We can use IPython interactively:

In [None]:
1 + 1

Assigning variables - note that numpy ranges are half-open intervals:

In [None]:
x = np.arange(1, 11)
x

Computations on numpy arrays are vectorized:

In [None]:
x * 2

Sequences can be created using the functions `tile` or `repeat`:

In [None]:
y = np.tile([1, 2], 5)
x * y

In [None]:
y = np.repeat([1, 2], 5)
x * y

There are multiple ways to select elements of a vector. When indexing using numbers, indexes start at 0.

In [None]:
x[0]

Index ranges are half-open:

In [None]:
x[1:4]

Negative index values are used to index from the end of the array:

In [None]:
x[-1] # last element

In [None]:
x[0:-1] # all but the last element

It is also possible to use boolean masks to select elements of a vector:

In [None]:
mask = np.ones(len(x), dtype=bool)
mask[1:4] = 0
x[mask]

Note the use of the numpy function `ones` to create a constant array.

In [None]:
x[np.tile([True, False], 5)]

When creating a range, we can also specify a step size:

In [None]:
x[0::2]

If you work on very large vectors, you might want to define them as a maskable array to do the operation inplace:

In [None]:
x = np.ma.arange(1, 11)
for i in range(1,4):
    x[i] = np.ma.masked
x[~x.mask]

Two-dimensinoal matrices can be created by reshaping an array to the matrix dimension. `order='F'` means that Fortran-like index order should be used (use the array values column-wise, like in R), otherwise the array elements are arranged row-wise.

In [None]:
x = np.arange(1, 13).reshape([3, -1], order='F')
x

To select a single element from a matrix, specify its row and column:

In [None]:
x[1, 2]

Entire rows or colums can be selected by using `:` in the other dimension:

In [None]:
x[0, :]

In [None]:
x[:, [1,2]]

The package `pandas` provides the most commonly used data structure for data analyses in python: the DataFrame

In [None]:
import pandas as pd
chol_df = pd.read_csv('cholesterol.csv')
chol_df

An overview of the data can be printed using `info`:

In [None]:
chol_df.info()

`pandas` offers multiple ways to select elements of a DataFrame.
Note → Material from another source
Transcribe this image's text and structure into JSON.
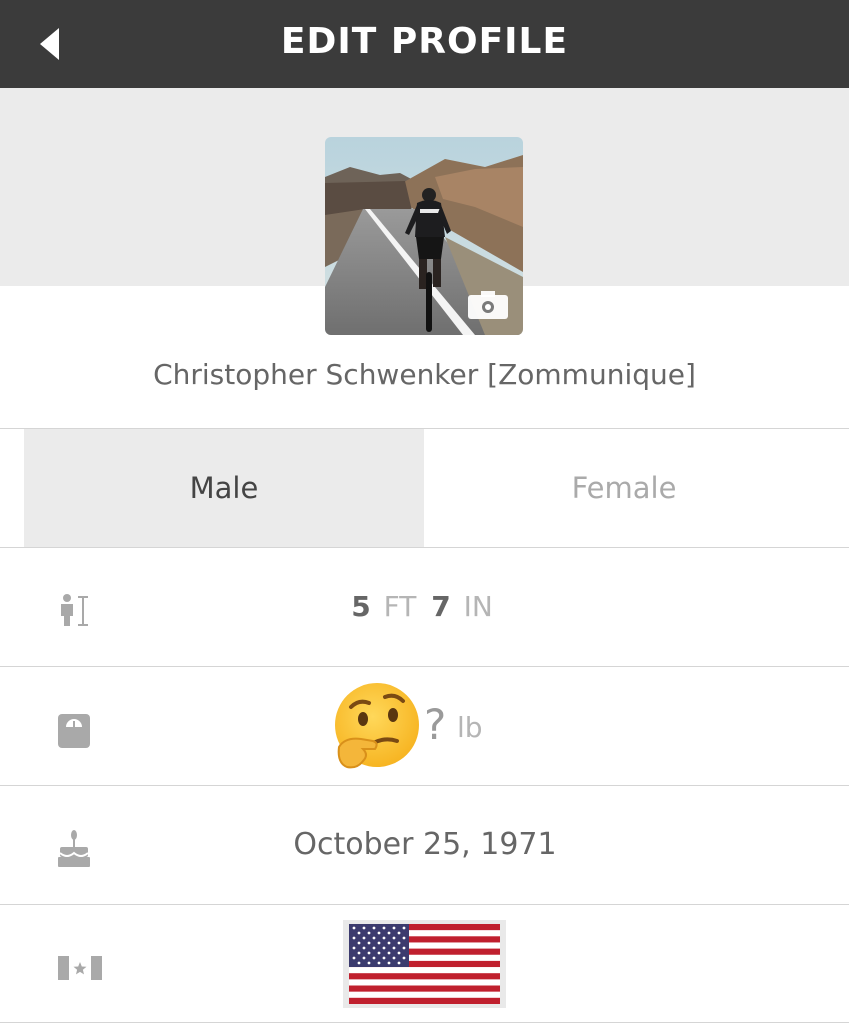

Numeric, boolean as well as character indexing is possible:

In [None]:
chol_df[1:10]

In [None]:
chol_df[chol_df.columns[1:3]]

In [None]:
chol_df.loc[:, 'Time']

In [None]:
chol_df[['Time', 'Cholesterol']]

In [None]:
chol_df.Time

In [None]:
chol_df['Time']

In [None]:
chol_df[chol_df.Time == 1]

DataFrames can be written to disk using the function `to_csv`

In [None]:
chol_df.to_csv('temp.csv', index=False)